Trust the borrow checker on the closure arguments. If the types don't line up, the compiler will reject you with E0308 (mismatched types). Pattern matching in the closure arguments is the standard way to resolve this without writing *x or **x everywhere.
How the iterator pipeline works
Iterators in Rust are lazy. Calling .iter() on a vector does not loop. It returns an iterator object that knows how to produce items one by one. position and find are terminal operations. They consume the iterator. They call next() repeatedly until the closure returns true or the iterator returns None.
When you call position, the iterator yields items. The closure evaluates each item. If the closure returns true, position captures the current count and returns Some(count). The iteration stops. Remaining items are never visited. This short-circuiting is efficient. You don't pay the cost of scanning the entire collection if the match is early.
find works the same way, but it returns a reference to the item inside the collection. The lifetime of that reference is tied to the iterator source. If you iterate over a vector, the reference lives as long as the vector. If you iterate over a temporary, the reference dies when the temporary drops. The compiler enforces this with lifetime elision rules. You rarely write lifetimes explicitly here, but the compiler tracks them.
Realistic scenario: Updating game state
Imagine a game with a list of entities. You need to find the first enemy that is within attack range. If you find one, you want to deal damage to it.
Using find gives you a reference to the enemy. You can read its health. You cannot mutate it through an immutable reference. If you need to mutate, you must use find_mut.
Using position gives you the index. You can use the index to mutate the entity via indexing. This is useful if you need to perform multiple operations or if the mutation logic is complex.
#[derive(Debug)]
struct Entity {
name: String,
health: u32,
distance: u32,
}
fn main() {
let mut entities = vec![
Entity { name: "Goblin".to_string(), health: 50, distance: 10 },
Entity { name: "Orc".to_string(), health: 100, distance: 3 },
Entity { name: "Dragon".to_string(), health: 500, distance: 20 },
];
// Find the index of the first enemy within range 5.
// position returns usize, which we can use for mutation.
let target_idx = entities.iter().position(|e| e.distance <= 5);
if let Some(idx) = target_idx {
// Mutate via index.
// This works because we have the index, not a reference.
entities[idx].health -= 10;
println!("Hit {} at index {}", entities[idx].name, idx);
}
// Alternatively, use find_mut to get a mutable reference directly.

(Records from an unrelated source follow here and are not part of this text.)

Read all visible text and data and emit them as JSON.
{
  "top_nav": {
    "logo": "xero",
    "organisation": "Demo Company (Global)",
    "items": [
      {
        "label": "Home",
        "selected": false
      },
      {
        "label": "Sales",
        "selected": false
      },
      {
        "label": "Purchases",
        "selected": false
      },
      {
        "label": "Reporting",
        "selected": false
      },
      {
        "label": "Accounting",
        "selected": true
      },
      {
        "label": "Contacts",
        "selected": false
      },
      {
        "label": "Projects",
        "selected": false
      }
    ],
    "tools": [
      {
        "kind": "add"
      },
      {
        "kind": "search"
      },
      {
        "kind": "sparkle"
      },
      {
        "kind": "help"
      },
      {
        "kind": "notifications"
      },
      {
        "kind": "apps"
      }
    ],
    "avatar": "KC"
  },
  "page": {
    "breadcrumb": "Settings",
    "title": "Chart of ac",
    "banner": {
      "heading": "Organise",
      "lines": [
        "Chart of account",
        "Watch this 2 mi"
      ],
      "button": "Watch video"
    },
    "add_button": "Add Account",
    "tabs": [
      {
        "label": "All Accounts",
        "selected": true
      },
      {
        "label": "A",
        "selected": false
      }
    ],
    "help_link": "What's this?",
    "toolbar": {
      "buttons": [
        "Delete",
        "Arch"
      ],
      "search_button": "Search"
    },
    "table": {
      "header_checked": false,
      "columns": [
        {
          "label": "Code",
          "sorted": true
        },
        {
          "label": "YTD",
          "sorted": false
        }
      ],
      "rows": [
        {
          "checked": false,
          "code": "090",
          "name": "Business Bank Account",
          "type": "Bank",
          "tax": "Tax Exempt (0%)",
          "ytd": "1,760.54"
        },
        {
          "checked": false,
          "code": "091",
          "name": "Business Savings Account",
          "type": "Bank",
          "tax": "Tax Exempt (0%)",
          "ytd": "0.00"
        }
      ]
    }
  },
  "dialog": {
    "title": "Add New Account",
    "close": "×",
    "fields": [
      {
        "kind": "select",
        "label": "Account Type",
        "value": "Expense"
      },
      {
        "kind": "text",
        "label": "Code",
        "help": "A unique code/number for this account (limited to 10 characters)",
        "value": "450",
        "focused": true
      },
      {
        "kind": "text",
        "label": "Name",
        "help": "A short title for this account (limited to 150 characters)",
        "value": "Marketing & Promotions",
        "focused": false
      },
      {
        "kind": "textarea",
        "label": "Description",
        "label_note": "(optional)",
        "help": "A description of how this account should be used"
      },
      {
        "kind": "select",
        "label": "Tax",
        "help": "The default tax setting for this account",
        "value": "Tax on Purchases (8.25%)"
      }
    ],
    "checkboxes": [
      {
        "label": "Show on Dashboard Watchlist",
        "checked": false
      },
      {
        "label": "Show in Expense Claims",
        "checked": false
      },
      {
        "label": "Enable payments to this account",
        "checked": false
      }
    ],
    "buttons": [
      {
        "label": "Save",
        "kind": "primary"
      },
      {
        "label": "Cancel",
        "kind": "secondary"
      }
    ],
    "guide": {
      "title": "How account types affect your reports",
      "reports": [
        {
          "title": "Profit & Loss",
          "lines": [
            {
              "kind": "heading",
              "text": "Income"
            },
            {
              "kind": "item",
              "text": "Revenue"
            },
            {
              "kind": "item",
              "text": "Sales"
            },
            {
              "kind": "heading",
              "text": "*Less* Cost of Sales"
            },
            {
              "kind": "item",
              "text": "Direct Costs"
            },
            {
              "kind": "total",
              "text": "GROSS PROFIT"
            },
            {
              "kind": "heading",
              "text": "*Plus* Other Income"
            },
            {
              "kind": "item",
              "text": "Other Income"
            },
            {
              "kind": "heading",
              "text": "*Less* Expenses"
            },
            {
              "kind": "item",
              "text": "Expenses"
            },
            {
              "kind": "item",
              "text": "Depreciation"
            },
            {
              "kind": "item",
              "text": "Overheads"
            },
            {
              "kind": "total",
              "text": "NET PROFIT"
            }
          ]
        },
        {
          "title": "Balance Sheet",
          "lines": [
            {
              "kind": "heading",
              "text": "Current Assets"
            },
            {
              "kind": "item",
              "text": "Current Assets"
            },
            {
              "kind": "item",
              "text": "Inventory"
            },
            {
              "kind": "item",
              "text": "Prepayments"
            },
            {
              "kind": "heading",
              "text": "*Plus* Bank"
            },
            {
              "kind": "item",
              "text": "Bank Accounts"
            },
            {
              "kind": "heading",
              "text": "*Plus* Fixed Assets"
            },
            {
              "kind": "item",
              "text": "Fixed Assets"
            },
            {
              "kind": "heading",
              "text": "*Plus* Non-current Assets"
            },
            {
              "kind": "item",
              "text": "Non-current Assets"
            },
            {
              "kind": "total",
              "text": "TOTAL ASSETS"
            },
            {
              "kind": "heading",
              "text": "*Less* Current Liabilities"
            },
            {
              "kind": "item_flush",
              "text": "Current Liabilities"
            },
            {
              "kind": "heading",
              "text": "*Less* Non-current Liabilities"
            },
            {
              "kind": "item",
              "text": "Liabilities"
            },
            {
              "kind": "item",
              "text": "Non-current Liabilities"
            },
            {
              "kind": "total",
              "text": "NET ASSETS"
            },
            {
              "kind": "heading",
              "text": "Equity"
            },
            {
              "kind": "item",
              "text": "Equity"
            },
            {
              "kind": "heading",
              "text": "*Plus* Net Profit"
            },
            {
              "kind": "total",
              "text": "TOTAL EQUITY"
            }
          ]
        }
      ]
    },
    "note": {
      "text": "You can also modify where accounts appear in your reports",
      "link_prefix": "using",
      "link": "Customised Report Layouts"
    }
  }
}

// find_mut returns Option<&mut T>.
if let Some(target) = entities.iter_mut().find(|e| e.distance <= 5) {
target.health -= 10;
println!("Hit {} directly", target.name);
}
}
The position approach separates the search from the mutation. You find the index, then you mutate. This is safe because the index is just a number. It doesn't hold a borrow. You can drop the iterator, do other work, and then use the index to mutate. The find_mut approach holds a mutable borrow during the search and the mutation. You cannot use the collection for anything else while that borrow is active.
Choose the approach that fits your borrow constraints. If you need to mutate immediately and hold the reference, find_mut is cleaner. If you need the index for later or for random access, position is the tool.
Pitfalls and compiler errors
The reference dance in closures
The most common stumbling block is the closure argument type. iter() yields &T. position passes the item to the closure, so the closure receives &T. find passes a reference to the item, so the closure receives &&T.
If you write |x| for find, x is &&T. Comparing x to a value might fail because of type mismatch. The compiler emits E0308. The fix is pattern matching. Write |&x| to destructure the outer reference. Now x is &T. If you need the value and it implements Copy, write |&&x| to get T.
Convention dictates using pattern matching in closure arguments to strip references. It makes the code readable and avoids dereference operators.
Borrow conflicts
If you try to mutate the collection while searching, the borrow checker stops you. You cannot hold a mutable borrow and an immutable borrow at the same time.
let mut data = vec![1, 2, 3];
// This fails.
// data.iter() borrows data immutably.
// data.push borrows data mutably.
// The borrow checker rejects this with E0502.
let idx = data.iter().position(|&x| x > 2);
data.push(4);
The error E0502 says you cannot borrow as mutable because it is also borrowed as immutable. The fix is to separate the search and the mutation. Compute the index first. Then mutate.
let idx = data.iter().position(|&x| x > 2);
// The iterator is dropped here. The immutable borrow ends.
if let Some(i) = idx {
data[i] = 99; // Mutable borrow is now allowed.
}
Logical index versus memory index
position returns a count, not a memory offset. This matters when you chain iterators or use adapters.
let a = vec![1, 2, 3];
let b = vec![4, 5, 6];
// chain creates a logical sequence.
// position returns the count of items yielded.
let idx = a.iter().chain(b.iter()).position(|&&x| x == 5);
// idx is 4. Items 1, 2, 3, 4 were yielded before 5.
// There is no single collection with index 4.
If you try to use this index to access a or b, you get a panic or wrong data. position on a chain gives you the logical position in the stream. You cannot use it for random access on the underlying collections. Use position on chains only when you need the count or when you are iterating the chain again.
Dangling references with find
find returns a reference. The reference is valid only as long as the source is valid. If you return the reference from a function, the source must outlive the function.
fn find_target() -> Option<&String> {
let data = vec!["a".to_string(), "b".to_string()];
// This fails.
// data is dropped at the end of the function.
// The reference would dangle.
// Compiler rejects with E0515.
data.iter().find(|s| s == "b")
}
The compiler protects you. You cannot return a reference to local data. You must return the value, the index, or ensure the source lives long enough.
Decision matrix
Use find when you need the value immediately and don't care about its location. Use find when you want to read the value and the closure logic is simple. Use find when the iterator source is immutable and you only need inspection.
Use position when you need the index to mutate the collection later. Use position when you need to perform random access or multiple operations on the found element. Use position when working with chained or mapped iterators and you need the logical count of items processed.
Use find_mut when you need to modify the element in place without storing an index. Use find_mut when the mutation is immediate and you can hold the mutable borrow for the duration of the update.
Use enumerate().find() when you need both the index and the value in a single pass. This returns Option<(usize, &T)>. It is slightly more verbose but avoids calling the iterator twice.